The auditor general’s office analyzed 58 out of the 226 projects SDTC had approved for funding since March 2017, and they found that 10 of the 58 projects approved for funding were ineligible.

SDTC had an agreement with the federal department ISED in which the clean tech fund was given specific guidelines outlining the types of companies and the conditions they must meet to be eligible for funding.

Of the several “streams” of funding the auditor general analyzed, two “ecosystem” projects were awarded money inappropriately, seven “start-up” projects, and one “scale-up” project, amounting to $59 million in ill-approved funds, $51 million of which had been distributed.

Since the auditor general’s office had only looked at 58 of the projects, they estimate that 1 in 10 start-up and scale-up projects that were awarded money were ineligible. 

In the original report commissioned by ISED, it was found that in a sample of 19 companies that had been awarded multi-million dollar grants, three of them had violated SDTC’s contribution agreement. According to a whistleblower who spoke to True North, these three companies were GHGSat, Semios, and Miovision, which were awarded $20,000,000, $17,000,000, and $16,580,000 respectively.

The auditor general’s report also found 90 instances in which SDTC’s Board of Directors had violated conflict of interest policies by voting on or participating in discussions about a company they had previously declared a conflict of interest with.

25 of the instances come from the meeting minutes of the Board of Director meetings and meetings of the Project Review Committee – the committee that approves funding projects before the board does. 
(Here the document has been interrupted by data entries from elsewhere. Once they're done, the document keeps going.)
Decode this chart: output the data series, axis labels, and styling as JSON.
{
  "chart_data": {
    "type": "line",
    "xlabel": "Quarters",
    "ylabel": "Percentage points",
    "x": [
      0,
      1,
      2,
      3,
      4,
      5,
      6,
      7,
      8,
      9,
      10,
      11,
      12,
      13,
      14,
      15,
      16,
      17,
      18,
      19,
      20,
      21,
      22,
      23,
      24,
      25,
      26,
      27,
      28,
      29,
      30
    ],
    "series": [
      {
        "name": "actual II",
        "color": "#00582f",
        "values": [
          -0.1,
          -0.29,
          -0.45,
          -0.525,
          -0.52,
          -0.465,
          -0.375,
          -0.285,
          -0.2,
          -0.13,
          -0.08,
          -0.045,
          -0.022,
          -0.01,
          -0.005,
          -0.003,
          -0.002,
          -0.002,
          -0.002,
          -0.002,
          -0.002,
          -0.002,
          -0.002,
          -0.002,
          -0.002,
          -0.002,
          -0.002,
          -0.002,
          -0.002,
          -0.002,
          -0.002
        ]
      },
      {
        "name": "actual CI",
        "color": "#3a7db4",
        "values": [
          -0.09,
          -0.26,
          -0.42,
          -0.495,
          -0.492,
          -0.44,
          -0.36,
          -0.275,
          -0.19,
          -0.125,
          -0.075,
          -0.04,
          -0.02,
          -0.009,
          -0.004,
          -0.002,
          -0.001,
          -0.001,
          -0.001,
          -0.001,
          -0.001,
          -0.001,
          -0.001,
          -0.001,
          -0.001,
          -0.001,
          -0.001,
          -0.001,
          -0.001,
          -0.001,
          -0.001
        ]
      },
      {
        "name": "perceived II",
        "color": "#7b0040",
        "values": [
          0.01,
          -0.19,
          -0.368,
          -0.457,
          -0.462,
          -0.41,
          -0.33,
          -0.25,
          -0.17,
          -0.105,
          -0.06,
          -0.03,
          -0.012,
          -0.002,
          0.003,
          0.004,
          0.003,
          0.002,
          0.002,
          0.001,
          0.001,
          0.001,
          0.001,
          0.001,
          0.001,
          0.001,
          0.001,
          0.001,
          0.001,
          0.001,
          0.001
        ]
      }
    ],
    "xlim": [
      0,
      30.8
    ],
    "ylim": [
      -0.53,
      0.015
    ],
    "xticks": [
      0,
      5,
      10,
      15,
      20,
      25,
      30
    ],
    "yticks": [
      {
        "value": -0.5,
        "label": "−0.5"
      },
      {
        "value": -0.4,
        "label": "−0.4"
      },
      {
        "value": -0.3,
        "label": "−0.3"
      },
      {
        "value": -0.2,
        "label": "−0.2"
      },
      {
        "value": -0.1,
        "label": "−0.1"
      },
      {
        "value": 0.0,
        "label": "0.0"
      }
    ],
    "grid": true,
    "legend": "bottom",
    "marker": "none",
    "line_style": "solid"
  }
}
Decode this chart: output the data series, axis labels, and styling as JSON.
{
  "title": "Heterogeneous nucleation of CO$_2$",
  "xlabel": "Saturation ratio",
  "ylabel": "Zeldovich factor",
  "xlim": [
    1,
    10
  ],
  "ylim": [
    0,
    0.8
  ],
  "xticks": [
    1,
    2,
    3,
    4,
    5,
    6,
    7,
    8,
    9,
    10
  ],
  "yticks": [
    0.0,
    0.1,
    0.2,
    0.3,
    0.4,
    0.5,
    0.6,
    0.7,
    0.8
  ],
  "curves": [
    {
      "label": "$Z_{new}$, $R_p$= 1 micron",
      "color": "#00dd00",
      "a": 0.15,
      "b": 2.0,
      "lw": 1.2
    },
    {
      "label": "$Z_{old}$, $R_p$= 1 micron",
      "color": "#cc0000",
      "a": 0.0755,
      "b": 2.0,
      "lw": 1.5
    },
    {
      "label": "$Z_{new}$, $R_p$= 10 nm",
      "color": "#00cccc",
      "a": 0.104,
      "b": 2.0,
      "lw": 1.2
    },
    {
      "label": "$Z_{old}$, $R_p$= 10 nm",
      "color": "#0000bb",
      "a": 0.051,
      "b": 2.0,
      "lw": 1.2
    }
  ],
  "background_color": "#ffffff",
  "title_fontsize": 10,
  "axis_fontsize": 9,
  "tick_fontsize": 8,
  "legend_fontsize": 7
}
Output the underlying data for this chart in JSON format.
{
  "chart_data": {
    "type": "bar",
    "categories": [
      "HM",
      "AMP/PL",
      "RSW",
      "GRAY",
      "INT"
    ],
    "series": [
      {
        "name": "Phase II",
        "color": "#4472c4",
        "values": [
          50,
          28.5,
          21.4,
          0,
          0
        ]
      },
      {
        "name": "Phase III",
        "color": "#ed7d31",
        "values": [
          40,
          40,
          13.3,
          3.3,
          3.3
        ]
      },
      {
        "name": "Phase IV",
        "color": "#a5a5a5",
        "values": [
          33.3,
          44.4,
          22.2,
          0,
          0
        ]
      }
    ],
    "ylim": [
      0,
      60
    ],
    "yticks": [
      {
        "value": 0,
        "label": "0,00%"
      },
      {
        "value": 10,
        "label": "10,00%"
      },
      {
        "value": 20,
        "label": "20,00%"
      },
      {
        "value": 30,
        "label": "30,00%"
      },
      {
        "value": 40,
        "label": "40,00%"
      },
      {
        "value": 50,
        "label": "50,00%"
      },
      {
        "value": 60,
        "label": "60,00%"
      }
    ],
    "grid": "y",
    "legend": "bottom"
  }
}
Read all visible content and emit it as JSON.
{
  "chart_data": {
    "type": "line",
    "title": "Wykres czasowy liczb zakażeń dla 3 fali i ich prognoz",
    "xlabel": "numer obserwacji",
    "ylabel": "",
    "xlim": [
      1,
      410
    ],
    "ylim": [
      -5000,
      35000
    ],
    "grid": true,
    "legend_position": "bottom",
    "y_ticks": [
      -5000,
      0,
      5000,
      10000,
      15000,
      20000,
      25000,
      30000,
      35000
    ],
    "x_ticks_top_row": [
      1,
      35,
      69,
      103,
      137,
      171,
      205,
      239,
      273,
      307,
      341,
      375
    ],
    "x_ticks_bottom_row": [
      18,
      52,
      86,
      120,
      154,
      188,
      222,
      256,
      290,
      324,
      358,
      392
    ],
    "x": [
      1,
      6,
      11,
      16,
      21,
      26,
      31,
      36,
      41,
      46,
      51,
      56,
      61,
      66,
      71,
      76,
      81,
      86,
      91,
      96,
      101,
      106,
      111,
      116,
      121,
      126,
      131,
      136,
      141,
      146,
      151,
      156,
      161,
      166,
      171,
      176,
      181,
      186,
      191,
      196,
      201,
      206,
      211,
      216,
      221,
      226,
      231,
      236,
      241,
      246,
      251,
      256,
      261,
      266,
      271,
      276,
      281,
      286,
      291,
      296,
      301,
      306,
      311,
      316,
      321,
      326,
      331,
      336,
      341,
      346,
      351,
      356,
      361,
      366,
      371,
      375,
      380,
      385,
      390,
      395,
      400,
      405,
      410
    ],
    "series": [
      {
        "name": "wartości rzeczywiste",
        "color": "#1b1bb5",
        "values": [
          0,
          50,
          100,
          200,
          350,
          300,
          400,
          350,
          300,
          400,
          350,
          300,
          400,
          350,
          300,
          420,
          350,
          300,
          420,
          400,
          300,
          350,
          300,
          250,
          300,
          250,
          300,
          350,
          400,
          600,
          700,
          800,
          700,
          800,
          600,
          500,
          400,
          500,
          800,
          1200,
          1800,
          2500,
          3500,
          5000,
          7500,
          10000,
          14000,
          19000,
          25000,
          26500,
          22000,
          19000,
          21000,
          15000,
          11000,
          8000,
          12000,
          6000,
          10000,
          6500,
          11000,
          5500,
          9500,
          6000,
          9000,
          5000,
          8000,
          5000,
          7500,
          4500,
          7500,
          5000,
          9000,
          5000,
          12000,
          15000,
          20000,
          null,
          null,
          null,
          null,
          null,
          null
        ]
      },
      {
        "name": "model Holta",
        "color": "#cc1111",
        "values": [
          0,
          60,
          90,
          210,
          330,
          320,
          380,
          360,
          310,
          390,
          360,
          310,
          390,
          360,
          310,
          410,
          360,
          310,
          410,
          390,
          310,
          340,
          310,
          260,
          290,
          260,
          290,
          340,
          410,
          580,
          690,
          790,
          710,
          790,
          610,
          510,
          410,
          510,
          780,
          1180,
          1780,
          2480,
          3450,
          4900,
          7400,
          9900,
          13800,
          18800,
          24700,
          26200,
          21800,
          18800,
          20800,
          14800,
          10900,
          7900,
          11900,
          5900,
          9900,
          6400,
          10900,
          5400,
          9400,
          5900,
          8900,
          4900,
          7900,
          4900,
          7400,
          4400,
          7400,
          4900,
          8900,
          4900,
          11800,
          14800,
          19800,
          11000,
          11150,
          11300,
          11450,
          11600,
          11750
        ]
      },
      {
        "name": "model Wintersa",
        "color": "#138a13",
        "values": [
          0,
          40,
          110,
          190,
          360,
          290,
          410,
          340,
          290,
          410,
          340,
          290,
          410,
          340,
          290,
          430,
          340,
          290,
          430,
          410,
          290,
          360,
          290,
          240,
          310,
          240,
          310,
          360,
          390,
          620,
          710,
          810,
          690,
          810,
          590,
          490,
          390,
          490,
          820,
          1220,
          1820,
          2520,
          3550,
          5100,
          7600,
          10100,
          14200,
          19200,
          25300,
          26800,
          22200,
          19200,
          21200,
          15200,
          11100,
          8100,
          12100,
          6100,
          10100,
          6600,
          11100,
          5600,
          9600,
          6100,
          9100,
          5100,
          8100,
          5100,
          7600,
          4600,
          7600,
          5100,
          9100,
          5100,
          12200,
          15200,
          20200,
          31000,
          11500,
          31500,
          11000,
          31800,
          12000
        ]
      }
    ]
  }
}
The other 63 instances come from two votes on portfolio-wide COVID-19 relief funding, where directors voted to approve funding that would go to companies that they had previously declared they had a conflict of interest with. 

These 90 cases were connected to projects that totalled nearly $76 million in funding from taxpayers. 

In general, the auditor general found that between March 2017 and December 2023, five board directors had business or personal relationships that had the appearance of an inability to perform their duties in the best interest of SDTC. 

The report also noted that a spouse of one of SDTC’s senior managers was a partner at a human resources recruiting firm that SDTC uses in its process of appointing new members to the board of directors. 

True North had previously reported that while sitting on SDTC’s board, several companies in which members had interests in received millions of dollars in grants

The auditor general also found that SDTC had not been breaking the law by failing to adhere to its enabling legislation. 

Specifically, SDTC is required to have at least 15 Board of Directors but has failed to fill vacant seats in a reasonable time, frequently taking no action. 

The auditor general not only places blame at SDTC’s feet for its misconduct but also blames ISED, the department responsible for SDTC’s administration, for overseeing a disaster with little concern. 

The auditor general slammed ISED for failing to sufficiently monitor whether or not SDTC was complying with its contribution agreements, using public funds appropriately, and monitoring conflicts of interest. 

Since late 2023, SDTC has been undergoing significant scrutiny, resulting in the government pausing its funding, conducting audits into their practices, and the replacement of their Board of Directors and executives including former president Leah Lawrence and former board chair Annette Verschuren.